Suggested Params for generation?
Okay you guys the base default settings in Stable Swarm UI and using the new CosXL initially gives um...well...yeah prompt: beautiful ginger man, HDR, 8k, ISO100, F1/16, Shutter Speed 1/1000,
The model card is very sparse about which samplers, CFG, number of steps to use for generation. After some testing I can say that selecting a 9x16 image in StableSwarmUI, CFG 1.5, 50 steps, DPM2 A, produces much much better results. same prompt as before.
So it can do photorealism despite what other threads show.
I don't know about Comfy, in Diffusers I'm using
pipe.scheduler = EDMEulerScheduler(sigma_min=0.002, sigma_max=120.0, sigma_data=1.0, prediction_type="v_prediction")
CFG = 8 , steps 30 to 50 but I've not tried tuning the number of steps.
Oh, thats interesting, that gets garbage results with your prompt, but the other ones I've run have been fine.
Using a Karras scheduler with max_sigma ~120 is also a good idea.
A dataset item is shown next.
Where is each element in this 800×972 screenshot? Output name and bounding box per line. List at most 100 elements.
This model can go up to max_sigma 999 comfortably, feel free to experiment.
Most DPMPP samplers should work well iirc.
Please note this model was not tuned for aesthetics at all. The model was simply an experiment we decided to release for interested researchers.
Using a Karras scheduler with max_sigma ~120 is also a good idea. This model can go up to max_sigma 999 comfortably, feel free to experiment.
Most DPMPP samplers should work well iirc.
Please note this model was not tuned for aesthetics at all. The model was simply an experiment we decided to release for interested researchers.
See that's the kind of info you should put on the model card on the hugging face website and github repos. How am I supposed to research if you don't tell us what's new in the release and what to settings to play around with? Where was the paper behind the technique attached to this models release? No link in the model card again find out. I'm not trying to be confrontational; I'm trying to be helpful in ensuring that others don't run into the same confusion I did. This was one of the shorter model cards y'all have have ever released in comparison to others. A bit more info in some prominent places would let researchers/users know what's what.
its not that the model isnt aesthetic. it isnt even functional like a typical v-prediction model. did you train it using max grad norm set to 0.3? seriously how does this even happen?